La seconde proposition de loi, intitulée « Protéger le groupe Electricité de France d’un démembrement », visait initialement (portée par Philippe Brun, initiateur socialiste de cette proposition de loi en février) à empêcher le démantèlement d’EDF ; après 1re lecture à l’Assemblée et au Sénat, puis en commission, elle a été reprise par le groupe GDR-Nupes dans sa « niche » et coprésentée par Sébastien Jumel.
A l’occasion de cet examen, tous les amendements de suppression des macronistes ont été battus. A l’inverse, ont été ajoutés des amendements LFI : ceux-ci visaient à étendre l’accès aux tarifs régulés de vente de l’électricité aux PME et aux bailleurs sociaux. Amendements adoptés, votés par toute la Nupes. De même a été adopté un amendement LR visant à rétablir cet accès aux TRVe aux collectivités de moins de 50 000 habitants. Adopté contre l’avis du gouvernement, représenté par le ministre Lescure. Et, par 127 voix pour, contre 89, la proposition de loi a été adoptée.
À l’actif de la Nupes
Alors que la « grande » presse et les plateaux télé se répandent chaque jour sur l’explosion de la Nupes, notons que les amendements, chaque article et l’ensemble de cette proposition de loi ont été adoptés par toute la Nupes.
Ainsi que le soulignait William Martinet, député LFI des Yvelines, dans la journée, « nous avons désormais la preuve qu’à partir du moment où la minorité présidentielle perd la main – c’est-à-dire lorsqu’elle ne décide pas de l’ordre du jour –, elle est battue sur ses amendements. »

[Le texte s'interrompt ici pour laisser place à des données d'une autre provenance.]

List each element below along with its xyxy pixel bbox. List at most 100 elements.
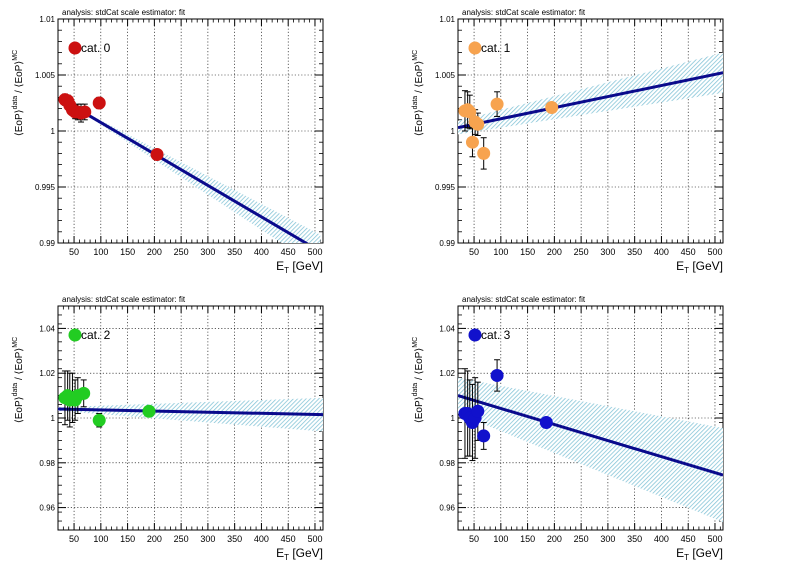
data-point [463, 105, 477, 119]
data-point [77, 386, 91, 400]
x-tick-label: 400 [254, 247, 269, 257]
x-axis-title: ET [GeV] [676, 546, 723, 562]
y-tick-label: 1 [451, 127, 456, 136]
plot-area [458, 359, 723, 523]
x-tick-label: 450 [281, 247, 296, 257]
data-point [539, 415, 553, 429]
data-point [465, 135, 479, 149]
legend-marker [468, 41, 482, 55]
y-tick-label: 1.01 [39, 15, 55, 24]
x-tick-label: 200 [547, 247, 562, 257]
data-point [92, 96, 106, 110]
y-tick-label: 1 [451, 414, 456, 423]
chart-header: analysis: stdCat scale estimator: fit [62, 295, 186, 304]
x-tick-label: 500 [307, 247, 322, 257]
x-tick-label: 250 [174, 247, 189, 257]
y-tick-label: 1.005 [435, 71, 456, 80]
chart-header: analysis: stdCat scale estimator: fit [62, 8, 186, 17]
x-tick-label: 400 [654, 247, 669, 257]
y-axis-title: ⟨EoP⟩data / ⟨EoP⟩MC [412, 50, 425, 136]
fit-line [458, 71, 723, 130]
y-tick-label: 0.96 [39, 504, 55, 513]
x-tick-label: 300 [600, 247, 615, 257]
y-tick-label: 1.02 [439, 369, 455, 378]
y-tick-label: 0.995 [435, 183, 456, 192]
x-tick-label: 50 [69, 534, 79, 544]
legend-label: cat. 3 [481, 328, 511, 342]
data-point [471, 117, 485, 131]
y-axis-title: ⟨EoP⟩data / ⟨EoP⟩MC [12, 337, 25, 423]
y-axis-title: ⟨EoP⟩data / ⟨EoP⟩MC [12, 50, 25, 136]
x-tick-label: 200 [147, 534, 162, 544]
x-tick-label: 250 [174, 534, 189, 544]
y-tick-label: 0.98 [39, 459, 55, 468]
legend-label: cat. 2 [81, 328, 111, 342]
x-tick-label: 350 [227, 534, 242, 544]
x-tick-label: 50 [469, 534, 479, 544]
legend-label: cat. 0 [81, 41, 111, 55]
legend-marker [68, 328, 82, 342]
x-tick-label: 50 [469, 247, 479, 257]
y-tick-label: 0.96 [439, 504, 455, 513]
plot-area [58, 93, 321, 243]
x-tick-label: 100 [93, 534, 108, 544]
x-tick-label: 300 [600, 534, 615, 544]
plot-area [458, 52, 723, 170]
x-tick-label: 450 [681, 534, 696, 544]
y-tick-label: 1 [51, 414, 56, 423]
x-axis-title: ET [GeV] [676, 259, 723, 275]
chart-panel-1: analysis: stdCat scale estimator: fit 50 1… [412, 8, 724, 275]
chart-header: analysis: stdCat scale estimator: fit [462, 295, 586, 304]
data-point [490, 97, 504, 111]
x-tick-label: 100 [93, 247, 108, 257]
data-point [92, 413, 106, 427]
x-tick-label: 150 [120, 534, 135, 544]
x-tick-label: 50 [69, 247, 79, 257]
legend-marker [468, 328, 482, 342]
fit-line [458, 394, 723, 477]
fit-uncertainty-band [458, 377, 723, 523]
legend-marker [68, 41, 82, 55]
data-point [490, 368, 504, 382]
x-tick-label: 250 [574, 247, 589, 257]
x-tick-label: 400 [254, 534, 269, 544]
data-point [545, 100, 559, 114]
fit-line [84, 111, 309, 243]
y-tick-label: 0.99 [439, 239, 455, 248]
data-point [142, 404, 156, 418]
plot-area [58, 370, 323, 432]
y-tick-label: 1.04 [39, 324, 55, 333]
chart-panel-3: analysis: stdCat scale estimator: fit 50 1… [412, 295, 724, 562]
x-tick-label: 500 [707, 247, 722, 257]
data-point [477, 146, 491, 160]
y-tick-label: 1.005 [35, 71, 56, 80]
y-axis-title: ⟨EoP⟩data / ⟨EoP⟩MC [412, 337, 425, 423]
x-tick-label: 150 [520, 534, 535, 544]
x-tick-label: 100 [493, 534, 508, 544]
chart-panel-0: analysis: stdCat scale estimator: fit 50 1… [12, 8, 324, 275]
x-tick-label: 350 [227, 247, 242, 257]
x-tick-label: 200 [547, 534, 562, 544]
chart-panel-2: analysis: stdCat scale estimator: fit 50 1… [12, 295, 324, 562]
fit-uncertainty-band [84, 111, 321, 243]
x-tick-label: 450 [681, 247, 696, 257]
x-tick-label: 300 [200, 534, 215, 544]
x-tick-label: 150 [520, 247, 535, 257]
legend-label: cat. 1 [481, 41, 511, 55]
x-tick-label: 250 [574, 534, 589, 544]
x-tick-label: 350 [627, 247, 642, 257]
x-tick-label: 300 [200, 247, 215, 257]
y-tick-label: 0.995 [35, 183, 56, 192]
x-axis-title: ET [GeV] [276, 546, 323, 562]
data-point [471, 404, 485, 418]
y-tick-label: 0.99 [39, 239, 55, 248]
x-tick-label: 200 [147, 247, 162, 257]
x-tick-label: 100 [493, 247, 508, 257]
y-tick-label: 1 [51, 127, 56, 136]
data-point [78, 105, 92, 119]
x-tick-label: 500 [707, 534, 722, 544]
x-tick-label: 400 [654, 534, 669, 544]
y-tick-label: 0.98 [439, 459, 455, 468]
y-tick-label: 1.01 [439, 15, 455, 24]
data-point [477, 429, 491, 443]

« A l’inverse, quand la Nupes a la main – car je rappelle qu’aujourd’hui nous examinons dans une niche communiste un texte présenté par un député socialiste, enrichi d’amendements défendus par des Insoumis et adoptés avec le soutien des écologistes –, elle est capable de faire adopter des textes qui changent la vie des gens ! »
Quant à Alma Dufour, députée LFI de Seine-Maritime, elle a soulevé une série de questions.
Notamment : « Savez-vous quel est le pourcentage d’augmentation des faillites de PME en un an [en lien notamment avec la hausse des coûts de l’énergie, Ndr] ? 43 % ! Dans l’agroalimentaire, on atteint même 86 % de faillites supplémentaires rien que ce mois-ci. (…) L’inflation alimentaire, quant à elle, est due à la spéculation dans le secteur alimentaire, elle-même alimentée par la spéculation dans le domaine énergétique. Aujourd’hui, en France, un smicard sur deux saute des repas : telle est la réalité. (…)
Alors que le prix de l’énergie n’a jamais été aussi haut, EDF, qui produit 80 % de l’électricité française, enregistre des pertes colossales. Pendant ce temps, Engie et TotalEnergies ont augmenté leurs bénéfices de 42 %. Vous trouvez cela normal ? »
Et d’enfoncer le clou : « Ouvrez les yeux : vous défendez l’indéfendable ! Vous êtes de plus en plus isolés. »
Difficile de lui donner tort. La « majorité relative » est sérieusement esquintée.
Les députés Renaissance mal en point, leurs alliés aux abonnés absents
Les députés Renaissance étaient quasi pour moitié absents, et leurs « alliés » Modem comme Horizons n’ont pas brillé par leur présence et leur implication. Et parmi les députés qui se sont exprimés en soutien à la proposition de loi, et frontalement en opposition à toutes les arguties des soutiens présidentiels, c’était chaud : « [l’opération d’obstruction des macronistes] ne changera rien au résultat, chers collègues : comme ce matin, comme depuis la reprise à 15 heures, vous serez battus. Prenez-en l’habitude, car vous le serez de plus en plus souvent », lance Ian Boucard, député LR du Territoire de Belfort ; quand Michel Castellani (groupe Liot), rappelle que « construction européenne a souvent rimé avec libéralisation. C’est particulièrement vrai en ce qui concerne l’énergie. Sous l’influence des directives européennes, le marché national s’est ouvert à la concurrence, obligeant l’énergéticien EDF à ouvrir son capital en 2005. (… ) Faire de l’énergie un bien comme un autre a été une erreur. (…) Prenez l’Arenh, qui contraint EDF à vendre une partie de son électricité à ses concurrents. Il a laminé les comptes du groupe et réduit sa capacité d’investissement sans que n’émergent vraiment de concurrents sérieux. Désormais EDF est considérée, selon les circonstances, comme un service public ou comme une entreprise en concurrence, et ce choix se fait toujours au détriment des intérêts du groupe. » Quant à Patrick Hetzel (député LR du Bas-Rhin), il tacle « des décisions politiques prises en dépit du bon sens (…) les choix hasardeux, les erreurs stratégiques et les décisions coupables de l’actuel président de la République et de son prédécesseur (…) ».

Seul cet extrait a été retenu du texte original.